In the opening scenes of Jurassic Park, the death of a creature handler—mauled by a Velociraptor, terrible way to go—prompts an investigation into the park’s safety. A panicky lawyer, representing the park’s investors, travels to the Caribbean to meet with John Hammond, the park’s mastermind, only to be stood up by Hammond. “Hammond couldn’t even be bothered to see me?” the lawyer asks the mastermind’s surrogate. “Hammond hates inspections,” the proxy explains, “they slow everything down.” We meet Hammond in the next scene. He presents as an affable visionary, but ambitious and willing to cut corners to realize that vision. In this scene, for example, he’s attempting to buy off two paleontologists to visit his island theme park and give it the OK, which would reassure the park’s investors and insurers. By the end of the film, we see Hammond and his vision for what it always was: dangerous, reckless, and egoistic.
The film recasts itself in our modern reality play. Off screen, faceless investors see dollar signs in a chunk of land. In the movie, the investors are The InGen Corporation. In our case, it’s William Bruce Harrison, billionaire scion of a Texas oil family. Nary a peep has been heard, nary hide nor hair glimpsed of this primary investor in Suffolk Downs. Where’s Bruce?

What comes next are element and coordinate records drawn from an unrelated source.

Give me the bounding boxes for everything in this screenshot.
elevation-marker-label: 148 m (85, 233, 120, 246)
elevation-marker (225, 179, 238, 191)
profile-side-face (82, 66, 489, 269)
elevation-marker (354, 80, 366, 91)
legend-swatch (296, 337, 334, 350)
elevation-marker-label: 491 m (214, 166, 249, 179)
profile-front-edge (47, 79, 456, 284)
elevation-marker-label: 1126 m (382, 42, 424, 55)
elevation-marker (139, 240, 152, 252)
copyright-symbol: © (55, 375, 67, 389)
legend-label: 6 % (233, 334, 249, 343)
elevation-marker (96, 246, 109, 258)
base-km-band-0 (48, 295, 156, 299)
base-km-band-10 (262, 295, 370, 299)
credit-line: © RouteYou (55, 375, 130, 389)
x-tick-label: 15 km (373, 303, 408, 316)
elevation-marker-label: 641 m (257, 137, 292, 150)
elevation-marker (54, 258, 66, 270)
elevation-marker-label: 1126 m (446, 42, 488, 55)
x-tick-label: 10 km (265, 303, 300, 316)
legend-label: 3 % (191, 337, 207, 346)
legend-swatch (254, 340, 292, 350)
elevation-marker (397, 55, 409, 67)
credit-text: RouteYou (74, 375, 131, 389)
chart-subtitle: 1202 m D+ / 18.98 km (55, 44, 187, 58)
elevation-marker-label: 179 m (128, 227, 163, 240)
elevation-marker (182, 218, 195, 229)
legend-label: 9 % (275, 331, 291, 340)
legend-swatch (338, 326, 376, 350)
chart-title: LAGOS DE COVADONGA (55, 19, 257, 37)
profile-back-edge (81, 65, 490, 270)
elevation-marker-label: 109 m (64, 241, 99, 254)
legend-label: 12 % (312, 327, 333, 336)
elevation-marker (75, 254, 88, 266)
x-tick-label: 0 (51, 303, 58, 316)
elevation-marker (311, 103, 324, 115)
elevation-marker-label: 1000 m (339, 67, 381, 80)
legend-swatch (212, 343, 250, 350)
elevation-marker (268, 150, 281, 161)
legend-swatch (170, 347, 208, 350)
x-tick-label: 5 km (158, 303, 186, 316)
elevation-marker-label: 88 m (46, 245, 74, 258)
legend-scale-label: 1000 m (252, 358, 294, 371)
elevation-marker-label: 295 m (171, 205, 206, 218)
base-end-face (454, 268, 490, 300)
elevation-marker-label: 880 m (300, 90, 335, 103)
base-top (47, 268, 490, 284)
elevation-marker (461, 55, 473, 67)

In the BPDA, we have our panicky lawyer. There to provide oversight, but not up to the task. In a recent City Council hearing, Lydia Edwards, representative for East Boston, expressed her frustration with the BPDA: “I don’t want to have a more detailed conversation, because they still result in non-answers. That’s what I find consistently. What you’re hearing in my voice is complete and total frustration.” Lydia demanded to know, “Who on your staff monitors whether you keep to [your] core values?” Non-answers.
In the last public meeting regarding Suffolk Downs before the COVID shutdown, the BPDA’s lack of control was on full display. The project manager for Suffolk Downs, Tom O’Brien, was disparaging a member of the audience who had voiced her concerns with the project. Uncomfortable with the tone, the BPDA tried to wrest control: “This is my meeting. This is BPDA’s meeting.” To no avail, as Tom continued through to the last word.
Rather, the project is firmly in the hands of HYM Investment Group and Tom O’Brien, our stand-in for John Hammond. O’Brien, like Hammond, is amicable until pressed, postponed, or opposed. Jurassic Park was a product of Hammond’s ego. As a narcissistic project, it was doomed to fail its purported goal: to welcome in others, to be a place for others, to bring joy to others. So too with Suffolk Downs: if the goal were truly to build a neighborhood in East Boston, we would see more of East Boston in the neighborhood. We would see homes and rental units that our neighbors and families could afford. We would see a fund to mitigate the displacement that’s currently taking place in our neighborhood. We would see a build that didn’t add carbon emissions to our already burdened air. We would see a plan that preserved our local ecology. We would see commerce that privileged our local businesses. We would see public space publicly managed such that our freedoms of speech and assembly were preserved. And we would see these things because we would participate in their creation. Jurassic Park was built furtively, recklessly, by a small team managing massive responsibilities. PUEBLO and the East Boston community oppose such construction. We are ready to negotiate a community benefits agreement that will ensure the success of Suffolk Downs. We’re ready to provide oversight of the use of the space. We’re here to shoulder the responsibility of building community, because that’s what we always do.